Halil, 2014 yılında görme kabiliyetini kaybettikten sonra göz kapakları bir daha hiç kapanmadı. Anne Gülsüm Özçelik, bu kuvvetli süreci şöyle anlattı:

“Gözleri bir daha kapanmadı esasen, daima açıktı. Steril bantlarla kapatıyordum lakin yeniden açık kalıyordu, daima kanlanıyordu, kuruyordu. Onun için ben de gözlerini yara bandıyla kapatıyordum, o denli bulmuştum devayı. Ne kadar damla etsek, krem etsek, gözlerinin kanı gitmiyordu. Kapatmadığım vakitlerde dışına kan dahi aktığı oldu. Ben de yara bandıyla çok sık kapatıyordum. O vakit beyazlıyordu, tertibe giriyordu. Daima bantlıyordum, akşam kapatıp sabah açıyordum. O biçimde devam ediyorduk”.

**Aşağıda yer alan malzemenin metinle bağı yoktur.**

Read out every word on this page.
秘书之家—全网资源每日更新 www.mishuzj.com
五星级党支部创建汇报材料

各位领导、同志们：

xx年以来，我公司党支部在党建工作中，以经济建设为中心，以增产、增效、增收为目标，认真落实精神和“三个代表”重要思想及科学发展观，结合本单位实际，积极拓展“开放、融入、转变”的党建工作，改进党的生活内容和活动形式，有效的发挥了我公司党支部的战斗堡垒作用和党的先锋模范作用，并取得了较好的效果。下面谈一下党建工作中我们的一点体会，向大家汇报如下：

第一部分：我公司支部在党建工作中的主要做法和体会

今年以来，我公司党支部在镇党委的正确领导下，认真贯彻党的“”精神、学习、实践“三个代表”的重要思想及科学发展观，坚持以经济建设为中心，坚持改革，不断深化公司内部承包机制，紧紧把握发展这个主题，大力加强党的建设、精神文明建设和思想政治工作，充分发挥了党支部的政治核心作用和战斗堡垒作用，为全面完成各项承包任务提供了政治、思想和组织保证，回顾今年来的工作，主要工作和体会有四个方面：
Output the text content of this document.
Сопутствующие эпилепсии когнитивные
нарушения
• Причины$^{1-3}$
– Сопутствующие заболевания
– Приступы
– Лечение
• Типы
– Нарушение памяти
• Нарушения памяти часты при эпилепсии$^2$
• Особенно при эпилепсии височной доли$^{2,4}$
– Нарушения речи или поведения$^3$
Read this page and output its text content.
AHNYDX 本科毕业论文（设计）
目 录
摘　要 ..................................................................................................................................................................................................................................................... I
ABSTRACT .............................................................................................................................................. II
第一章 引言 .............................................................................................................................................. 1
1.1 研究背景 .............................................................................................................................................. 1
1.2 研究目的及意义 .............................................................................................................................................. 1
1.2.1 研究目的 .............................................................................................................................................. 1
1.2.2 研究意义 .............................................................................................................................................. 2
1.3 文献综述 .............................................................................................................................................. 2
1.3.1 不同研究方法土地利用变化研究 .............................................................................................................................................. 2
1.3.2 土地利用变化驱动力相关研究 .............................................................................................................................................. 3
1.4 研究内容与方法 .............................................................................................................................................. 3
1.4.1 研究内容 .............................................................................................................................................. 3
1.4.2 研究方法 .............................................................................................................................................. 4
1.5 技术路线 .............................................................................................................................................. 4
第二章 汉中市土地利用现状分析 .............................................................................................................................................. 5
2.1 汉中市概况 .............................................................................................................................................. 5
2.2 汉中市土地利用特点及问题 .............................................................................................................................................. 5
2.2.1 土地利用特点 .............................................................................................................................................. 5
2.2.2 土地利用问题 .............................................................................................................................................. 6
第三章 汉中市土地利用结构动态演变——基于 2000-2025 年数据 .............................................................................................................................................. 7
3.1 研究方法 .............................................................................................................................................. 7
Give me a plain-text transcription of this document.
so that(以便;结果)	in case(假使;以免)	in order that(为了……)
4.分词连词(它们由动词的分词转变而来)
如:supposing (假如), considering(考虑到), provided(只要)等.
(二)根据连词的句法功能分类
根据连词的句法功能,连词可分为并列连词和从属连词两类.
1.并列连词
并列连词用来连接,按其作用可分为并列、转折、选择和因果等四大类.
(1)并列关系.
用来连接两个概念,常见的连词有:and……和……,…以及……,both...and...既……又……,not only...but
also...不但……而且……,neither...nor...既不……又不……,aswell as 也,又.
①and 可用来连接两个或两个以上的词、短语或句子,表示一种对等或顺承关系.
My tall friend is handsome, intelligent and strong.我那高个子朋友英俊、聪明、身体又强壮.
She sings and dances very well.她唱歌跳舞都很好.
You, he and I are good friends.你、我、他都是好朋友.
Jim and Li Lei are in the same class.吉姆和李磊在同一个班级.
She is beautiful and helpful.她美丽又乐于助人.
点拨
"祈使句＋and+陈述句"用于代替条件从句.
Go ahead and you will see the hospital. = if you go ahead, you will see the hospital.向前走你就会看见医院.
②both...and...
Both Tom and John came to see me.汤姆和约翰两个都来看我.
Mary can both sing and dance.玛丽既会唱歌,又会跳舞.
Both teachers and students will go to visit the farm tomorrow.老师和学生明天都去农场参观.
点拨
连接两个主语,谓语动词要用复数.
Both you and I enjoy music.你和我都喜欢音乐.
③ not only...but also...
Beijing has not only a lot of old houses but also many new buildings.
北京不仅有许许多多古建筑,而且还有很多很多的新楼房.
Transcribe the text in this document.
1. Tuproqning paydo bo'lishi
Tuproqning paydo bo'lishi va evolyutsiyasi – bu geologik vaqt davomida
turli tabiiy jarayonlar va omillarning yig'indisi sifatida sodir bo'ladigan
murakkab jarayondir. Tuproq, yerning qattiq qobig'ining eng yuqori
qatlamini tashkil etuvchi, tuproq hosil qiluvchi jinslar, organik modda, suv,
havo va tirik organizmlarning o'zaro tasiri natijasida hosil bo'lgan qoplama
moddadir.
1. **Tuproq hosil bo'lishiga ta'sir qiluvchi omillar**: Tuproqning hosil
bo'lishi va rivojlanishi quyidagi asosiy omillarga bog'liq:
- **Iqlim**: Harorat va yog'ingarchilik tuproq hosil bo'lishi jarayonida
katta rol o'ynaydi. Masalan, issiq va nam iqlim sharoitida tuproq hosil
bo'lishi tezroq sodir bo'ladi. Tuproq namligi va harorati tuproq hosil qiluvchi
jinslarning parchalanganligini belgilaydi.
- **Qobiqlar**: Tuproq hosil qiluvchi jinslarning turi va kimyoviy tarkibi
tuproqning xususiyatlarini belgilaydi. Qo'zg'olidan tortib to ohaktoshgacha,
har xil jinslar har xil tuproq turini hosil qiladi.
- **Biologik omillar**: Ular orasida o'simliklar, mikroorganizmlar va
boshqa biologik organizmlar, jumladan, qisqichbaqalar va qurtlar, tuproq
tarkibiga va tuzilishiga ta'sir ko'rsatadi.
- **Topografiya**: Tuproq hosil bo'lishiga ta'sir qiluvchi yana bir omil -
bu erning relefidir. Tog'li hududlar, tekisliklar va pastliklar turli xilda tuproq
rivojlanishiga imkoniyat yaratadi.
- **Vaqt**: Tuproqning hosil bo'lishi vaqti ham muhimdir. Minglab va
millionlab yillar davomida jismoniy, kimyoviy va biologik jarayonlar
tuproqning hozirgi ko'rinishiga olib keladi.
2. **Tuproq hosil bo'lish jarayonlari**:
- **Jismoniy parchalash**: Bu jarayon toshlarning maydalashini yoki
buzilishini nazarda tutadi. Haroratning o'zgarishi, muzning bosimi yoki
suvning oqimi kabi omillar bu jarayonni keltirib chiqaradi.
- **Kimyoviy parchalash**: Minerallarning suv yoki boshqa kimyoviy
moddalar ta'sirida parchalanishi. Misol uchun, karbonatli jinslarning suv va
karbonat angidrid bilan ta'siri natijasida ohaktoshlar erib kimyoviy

“BENİM OĞLUM TERTEMİZ GİTTİ”

“Her dediğimi anladı fakat yanıt veremedi. Hiçbir vakit şuurunu yitirmedi. Tertemiz gitti benim yavrum” diyen Özçelik, Halil’in kendi isteğiyle, çocukluğundan beri en çok sevdiği yer olan Bucak’ın Ambahan Mahallesi’ne, anneannesinin ve dedesinin yanına defnedildiğini belirtti.

“BU HASTALIK YAYGIN LAKİN BİLİNMİYOR”

Anne Özçelik, SSPE hastalığına yakalanan şahısların ailelerine şu halde tekliflerde bulundu:

“Benim oğlumdan dört gün sonra 17 yaşında bir öbür çocuk daha vefat etti. Türkiye’de bu hastalık çokmuş fakat kimse bilmiyor. İlacı yok, tedavisi yok. Biz çok uğraştık lakin takviye bulamadık. Aileler çocuklarına yeterli baksınlar, enfeksiyon kaptırmasınlar, ilgilerini eksik etmesinler. Benim oğlum 13 yıl yaşadı. Hiç grip bile olmadı.”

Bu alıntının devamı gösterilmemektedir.